I recently attended Dennis Selkoe’s update on Alzheimer’s research. He was very enthusiastic about a research study in its 3rd trial stage that may lead to a possible cure for the disease. You probably remember how vaccines work; researchers gave study participants a small dose of beta-amyloid protein, just as we get a small dose of smallpox when vaccinated against that disease. The body generally builds up antibodies against whatever is injected and gives protection against getting the disease. In that research trial, a few participants had swelling of the brain and the study was stopped. However, it was discovered that those who had a strong reaction to the vaccine progressed in Alzheimer’s much slower and the few who died from other causes (no one died from the vaccine), showed on autopsy very few of the plaques and tangles which are the hallmarks of Alzheimer’s. Recently, researchers have engineered a synthetic beta-amyloid protein and they are optimistic that it will show the promise that the first vaccine did. 
 
The medications of Aricept, Razadyne, Exelon and Namenda have been helpful in some people to seemingly slow down the disease. It doesn’t slow the changes in the brain but it helps the healthy brain cells work better. This improves function in some patients. 
 
Other treatments are less known but very effective. Nancy Emerson Lombardo of the Boston University Alzheimer’s Research team has helped develop a brain healthy diet. Omega fish oils, nuts like walnuts and almonds, as well as certain spices are found to be beneficial to brain function.  
 
Lynn Lazarus Serper has developed another treatment for Alzheimer’s patients: retraining the brain to remember. The Serper Method is a series of workbooks set up to retrain the brain in language and calculations. A Serper coach works with a family to set up a schedule of sessions each day with the person with Alzheimer’s. I have personally seen people regain lost skills in language. In addition, the socialization of the lessons aids in brain health. When we are happily engaged with others, we feel healthier.  

 
In a study begun in 1987 by Mary Mittleman and her group at the New York University School of Medicine’s Alzheimer’s Disease Center, caregivers were educated in the disease and supported throughout the caregiving experience. It was found that those who received education and support were able to continue home based caregiving for up to 2 years longer, avoiding nursing home placement. Today coaches go to the home to teach about the changes Alzheimer’s and other dementias bring and provide approaches to the changes that ease caregiving and empower the person with dementia to stay involved in life.

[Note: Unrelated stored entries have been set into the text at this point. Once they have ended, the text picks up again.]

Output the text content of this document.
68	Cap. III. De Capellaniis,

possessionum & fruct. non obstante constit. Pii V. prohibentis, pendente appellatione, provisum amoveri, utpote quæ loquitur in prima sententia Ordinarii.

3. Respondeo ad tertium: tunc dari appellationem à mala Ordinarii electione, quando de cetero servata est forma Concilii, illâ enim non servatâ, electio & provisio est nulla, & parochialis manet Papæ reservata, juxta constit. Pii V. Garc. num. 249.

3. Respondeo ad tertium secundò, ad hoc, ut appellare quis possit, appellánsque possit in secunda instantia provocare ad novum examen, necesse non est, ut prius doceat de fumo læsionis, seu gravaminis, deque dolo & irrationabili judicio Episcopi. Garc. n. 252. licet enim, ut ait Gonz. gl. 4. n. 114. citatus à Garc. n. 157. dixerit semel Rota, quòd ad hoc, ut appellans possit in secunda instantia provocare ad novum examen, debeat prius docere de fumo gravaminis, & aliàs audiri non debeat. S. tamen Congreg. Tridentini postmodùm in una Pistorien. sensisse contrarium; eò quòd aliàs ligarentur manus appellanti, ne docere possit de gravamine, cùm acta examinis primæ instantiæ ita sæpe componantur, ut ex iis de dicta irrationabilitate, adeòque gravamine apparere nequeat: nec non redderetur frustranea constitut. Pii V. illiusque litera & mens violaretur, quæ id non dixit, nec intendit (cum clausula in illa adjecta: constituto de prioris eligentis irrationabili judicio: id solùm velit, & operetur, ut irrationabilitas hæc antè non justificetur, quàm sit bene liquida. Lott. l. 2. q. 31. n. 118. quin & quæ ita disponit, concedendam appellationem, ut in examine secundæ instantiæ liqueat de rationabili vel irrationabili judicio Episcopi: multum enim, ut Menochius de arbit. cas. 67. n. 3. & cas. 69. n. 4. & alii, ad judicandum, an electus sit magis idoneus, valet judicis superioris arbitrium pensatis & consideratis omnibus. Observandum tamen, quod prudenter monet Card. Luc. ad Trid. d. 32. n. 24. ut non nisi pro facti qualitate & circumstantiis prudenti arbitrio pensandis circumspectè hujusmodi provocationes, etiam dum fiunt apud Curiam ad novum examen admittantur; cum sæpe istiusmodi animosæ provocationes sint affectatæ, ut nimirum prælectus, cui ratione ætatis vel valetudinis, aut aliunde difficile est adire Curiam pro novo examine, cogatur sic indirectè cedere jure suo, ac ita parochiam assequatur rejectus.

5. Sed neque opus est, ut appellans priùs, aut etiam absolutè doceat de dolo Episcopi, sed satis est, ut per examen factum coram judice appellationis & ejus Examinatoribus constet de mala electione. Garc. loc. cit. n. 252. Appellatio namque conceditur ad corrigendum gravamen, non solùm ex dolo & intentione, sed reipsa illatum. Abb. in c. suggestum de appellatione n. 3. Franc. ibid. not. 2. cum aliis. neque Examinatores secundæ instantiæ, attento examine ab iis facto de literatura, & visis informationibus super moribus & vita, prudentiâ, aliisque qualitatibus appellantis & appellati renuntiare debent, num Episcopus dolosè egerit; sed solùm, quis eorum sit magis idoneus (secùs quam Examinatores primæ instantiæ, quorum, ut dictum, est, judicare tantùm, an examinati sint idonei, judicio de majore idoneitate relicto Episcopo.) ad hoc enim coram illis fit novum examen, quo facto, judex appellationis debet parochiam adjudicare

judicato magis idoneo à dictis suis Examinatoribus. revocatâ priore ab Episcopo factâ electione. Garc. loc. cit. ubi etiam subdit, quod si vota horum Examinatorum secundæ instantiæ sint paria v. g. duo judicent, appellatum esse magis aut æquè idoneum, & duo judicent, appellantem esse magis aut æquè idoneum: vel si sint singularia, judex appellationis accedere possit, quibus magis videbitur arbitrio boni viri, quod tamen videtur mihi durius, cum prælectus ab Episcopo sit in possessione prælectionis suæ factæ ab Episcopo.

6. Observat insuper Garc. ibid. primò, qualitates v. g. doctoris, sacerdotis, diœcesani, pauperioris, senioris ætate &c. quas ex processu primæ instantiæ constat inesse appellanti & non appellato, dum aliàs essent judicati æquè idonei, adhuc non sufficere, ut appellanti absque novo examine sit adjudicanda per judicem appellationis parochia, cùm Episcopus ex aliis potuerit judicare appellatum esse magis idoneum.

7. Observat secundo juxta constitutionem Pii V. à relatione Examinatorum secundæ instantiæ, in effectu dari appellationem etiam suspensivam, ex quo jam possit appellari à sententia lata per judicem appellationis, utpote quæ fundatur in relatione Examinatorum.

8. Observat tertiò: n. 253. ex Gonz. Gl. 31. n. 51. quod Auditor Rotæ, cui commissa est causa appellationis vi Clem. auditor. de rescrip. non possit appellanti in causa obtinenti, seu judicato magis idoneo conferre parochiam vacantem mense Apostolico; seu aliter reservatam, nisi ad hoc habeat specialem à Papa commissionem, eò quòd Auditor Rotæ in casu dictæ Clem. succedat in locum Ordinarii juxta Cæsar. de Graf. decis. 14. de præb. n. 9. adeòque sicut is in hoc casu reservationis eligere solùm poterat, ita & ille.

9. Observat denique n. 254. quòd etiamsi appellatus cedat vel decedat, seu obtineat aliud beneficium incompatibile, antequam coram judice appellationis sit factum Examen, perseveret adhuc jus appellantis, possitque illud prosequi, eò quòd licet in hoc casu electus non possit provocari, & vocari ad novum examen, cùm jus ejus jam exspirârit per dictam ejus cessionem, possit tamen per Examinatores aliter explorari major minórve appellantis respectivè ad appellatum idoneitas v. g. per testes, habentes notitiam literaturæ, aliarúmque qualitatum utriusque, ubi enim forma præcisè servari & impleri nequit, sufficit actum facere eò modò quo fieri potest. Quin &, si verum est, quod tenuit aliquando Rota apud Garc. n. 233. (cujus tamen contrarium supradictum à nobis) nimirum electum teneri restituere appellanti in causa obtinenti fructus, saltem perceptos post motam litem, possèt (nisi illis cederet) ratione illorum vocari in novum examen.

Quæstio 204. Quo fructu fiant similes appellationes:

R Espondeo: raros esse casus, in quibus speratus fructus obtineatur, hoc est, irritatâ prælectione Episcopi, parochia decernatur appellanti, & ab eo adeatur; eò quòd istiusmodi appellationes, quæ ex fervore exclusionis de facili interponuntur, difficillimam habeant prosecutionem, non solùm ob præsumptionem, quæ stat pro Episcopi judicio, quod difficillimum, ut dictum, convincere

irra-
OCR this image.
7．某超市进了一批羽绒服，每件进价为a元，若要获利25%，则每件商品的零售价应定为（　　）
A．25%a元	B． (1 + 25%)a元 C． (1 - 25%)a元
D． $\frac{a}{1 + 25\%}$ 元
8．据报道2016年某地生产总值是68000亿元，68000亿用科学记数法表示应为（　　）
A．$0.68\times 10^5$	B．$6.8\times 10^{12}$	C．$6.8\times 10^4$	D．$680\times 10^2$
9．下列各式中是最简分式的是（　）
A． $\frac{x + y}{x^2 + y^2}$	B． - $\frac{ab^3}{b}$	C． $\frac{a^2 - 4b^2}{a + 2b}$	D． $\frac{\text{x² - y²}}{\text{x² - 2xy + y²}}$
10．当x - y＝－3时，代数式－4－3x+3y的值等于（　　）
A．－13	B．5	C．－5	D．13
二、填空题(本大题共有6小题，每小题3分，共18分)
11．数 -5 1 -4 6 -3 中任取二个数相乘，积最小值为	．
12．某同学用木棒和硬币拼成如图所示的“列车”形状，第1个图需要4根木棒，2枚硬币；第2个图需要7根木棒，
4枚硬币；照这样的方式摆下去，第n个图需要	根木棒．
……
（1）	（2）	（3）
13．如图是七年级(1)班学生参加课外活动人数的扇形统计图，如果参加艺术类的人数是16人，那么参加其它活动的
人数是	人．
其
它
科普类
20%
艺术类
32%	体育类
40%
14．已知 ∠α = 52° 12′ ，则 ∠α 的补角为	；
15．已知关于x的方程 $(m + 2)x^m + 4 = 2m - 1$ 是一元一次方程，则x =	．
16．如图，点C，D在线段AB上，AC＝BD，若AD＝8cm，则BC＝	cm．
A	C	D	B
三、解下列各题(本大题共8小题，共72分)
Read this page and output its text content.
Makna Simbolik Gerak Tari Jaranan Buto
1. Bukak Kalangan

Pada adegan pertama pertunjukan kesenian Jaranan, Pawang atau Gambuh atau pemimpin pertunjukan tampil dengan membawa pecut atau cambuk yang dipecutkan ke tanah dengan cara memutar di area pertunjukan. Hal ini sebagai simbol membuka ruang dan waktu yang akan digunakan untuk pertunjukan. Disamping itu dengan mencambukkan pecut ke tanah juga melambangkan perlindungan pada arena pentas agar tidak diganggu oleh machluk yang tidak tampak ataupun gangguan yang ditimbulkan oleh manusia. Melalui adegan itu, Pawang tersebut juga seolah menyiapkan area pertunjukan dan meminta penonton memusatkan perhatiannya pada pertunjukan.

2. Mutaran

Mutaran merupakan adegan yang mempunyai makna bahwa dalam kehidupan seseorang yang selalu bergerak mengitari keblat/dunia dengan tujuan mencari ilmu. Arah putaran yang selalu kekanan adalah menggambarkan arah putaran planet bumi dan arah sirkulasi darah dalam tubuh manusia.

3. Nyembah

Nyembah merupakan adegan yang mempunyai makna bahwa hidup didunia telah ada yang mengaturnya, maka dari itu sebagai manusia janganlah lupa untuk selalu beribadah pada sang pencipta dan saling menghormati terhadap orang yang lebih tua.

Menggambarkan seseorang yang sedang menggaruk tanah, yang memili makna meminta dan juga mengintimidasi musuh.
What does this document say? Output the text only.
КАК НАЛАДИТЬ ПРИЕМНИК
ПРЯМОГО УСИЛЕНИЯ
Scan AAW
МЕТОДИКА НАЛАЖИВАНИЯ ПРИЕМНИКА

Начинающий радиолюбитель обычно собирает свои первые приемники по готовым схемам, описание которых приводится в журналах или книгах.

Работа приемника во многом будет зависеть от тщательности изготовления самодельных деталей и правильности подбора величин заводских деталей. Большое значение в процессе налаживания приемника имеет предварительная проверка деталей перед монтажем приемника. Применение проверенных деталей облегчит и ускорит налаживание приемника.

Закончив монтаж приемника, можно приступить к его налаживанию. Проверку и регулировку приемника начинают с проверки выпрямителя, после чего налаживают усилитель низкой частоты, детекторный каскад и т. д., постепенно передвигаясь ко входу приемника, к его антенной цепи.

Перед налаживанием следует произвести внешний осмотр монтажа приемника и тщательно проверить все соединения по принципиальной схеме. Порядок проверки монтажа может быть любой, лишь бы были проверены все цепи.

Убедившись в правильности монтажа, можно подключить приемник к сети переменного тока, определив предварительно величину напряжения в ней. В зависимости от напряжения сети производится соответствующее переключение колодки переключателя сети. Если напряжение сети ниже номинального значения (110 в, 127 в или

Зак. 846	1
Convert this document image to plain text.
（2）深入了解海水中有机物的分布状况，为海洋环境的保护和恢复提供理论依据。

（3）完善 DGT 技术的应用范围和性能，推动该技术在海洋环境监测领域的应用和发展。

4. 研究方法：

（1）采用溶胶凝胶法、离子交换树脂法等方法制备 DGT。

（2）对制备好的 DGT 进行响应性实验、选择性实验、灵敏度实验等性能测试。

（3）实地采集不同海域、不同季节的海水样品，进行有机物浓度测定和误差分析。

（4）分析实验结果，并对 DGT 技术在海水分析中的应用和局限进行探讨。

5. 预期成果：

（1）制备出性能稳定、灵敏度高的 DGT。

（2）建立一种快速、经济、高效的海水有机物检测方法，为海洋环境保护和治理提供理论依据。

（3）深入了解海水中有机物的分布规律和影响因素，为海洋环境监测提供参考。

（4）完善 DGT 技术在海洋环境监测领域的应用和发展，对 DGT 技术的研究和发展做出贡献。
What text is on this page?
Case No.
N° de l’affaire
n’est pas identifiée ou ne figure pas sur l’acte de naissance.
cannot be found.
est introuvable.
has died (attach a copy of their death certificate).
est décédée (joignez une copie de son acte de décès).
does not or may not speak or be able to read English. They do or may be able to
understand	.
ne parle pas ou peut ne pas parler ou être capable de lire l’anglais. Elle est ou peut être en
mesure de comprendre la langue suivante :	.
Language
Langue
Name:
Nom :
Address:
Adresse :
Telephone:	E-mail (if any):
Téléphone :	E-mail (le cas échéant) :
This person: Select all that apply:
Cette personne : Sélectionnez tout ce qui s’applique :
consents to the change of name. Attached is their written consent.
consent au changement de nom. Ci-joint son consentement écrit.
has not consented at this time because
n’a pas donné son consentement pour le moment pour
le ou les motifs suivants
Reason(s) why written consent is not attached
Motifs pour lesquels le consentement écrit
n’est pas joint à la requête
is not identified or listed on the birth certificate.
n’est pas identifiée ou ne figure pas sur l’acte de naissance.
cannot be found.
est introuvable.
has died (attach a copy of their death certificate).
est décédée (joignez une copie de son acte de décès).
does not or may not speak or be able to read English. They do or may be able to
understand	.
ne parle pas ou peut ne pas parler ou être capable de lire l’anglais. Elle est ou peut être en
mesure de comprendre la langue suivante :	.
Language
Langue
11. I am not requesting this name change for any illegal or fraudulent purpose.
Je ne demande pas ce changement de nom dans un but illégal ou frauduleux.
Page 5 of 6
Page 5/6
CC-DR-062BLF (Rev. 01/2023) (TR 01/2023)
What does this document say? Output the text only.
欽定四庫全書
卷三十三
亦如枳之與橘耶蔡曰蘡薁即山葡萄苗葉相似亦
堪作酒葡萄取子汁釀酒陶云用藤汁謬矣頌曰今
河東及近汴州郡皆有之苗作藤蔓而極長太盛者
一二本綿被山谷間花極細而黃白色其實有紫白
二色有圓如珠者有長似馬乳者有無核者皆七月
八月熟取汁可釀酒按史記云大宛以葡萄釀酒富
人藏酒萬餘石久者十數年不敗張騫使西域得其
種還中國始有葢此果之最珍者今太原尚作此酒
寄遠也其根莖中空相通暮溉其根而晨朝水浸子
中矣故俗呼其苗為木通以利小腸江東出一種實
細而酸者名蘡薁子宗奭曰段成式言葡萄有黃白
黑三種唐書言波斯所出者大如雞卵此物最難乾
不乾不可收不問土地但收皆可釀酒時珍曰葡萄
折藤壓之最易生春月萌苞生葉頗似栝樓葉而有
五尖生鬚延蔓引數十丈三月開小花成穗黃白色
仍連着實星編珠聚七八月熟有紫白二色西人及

The approaches are built on the habilitation model developed by Paul Raia and Joanne Koenig-Coste of the Massachusetts Alzheimer’s Association. Rather than focus on the label of dementia, the caregiver is encouraged to relate to the person who is still there. The caregiver learns to speak differently and respond differently in light of the brain changes. I have personally coached some 1400 families and know it works. Caregiver stress is reduced because the family member is calmer and more engaged, and the caregiver has tools to manage the changes in function and behavior. 
 
So the diagnosis of Alzheimer’s doesn’t have to be catastrophic. There is treatment. There is hope for medical intervention. For further information, visit www.alz.org. Research opportunities and support groups are listed and each has a helpline to answer questions.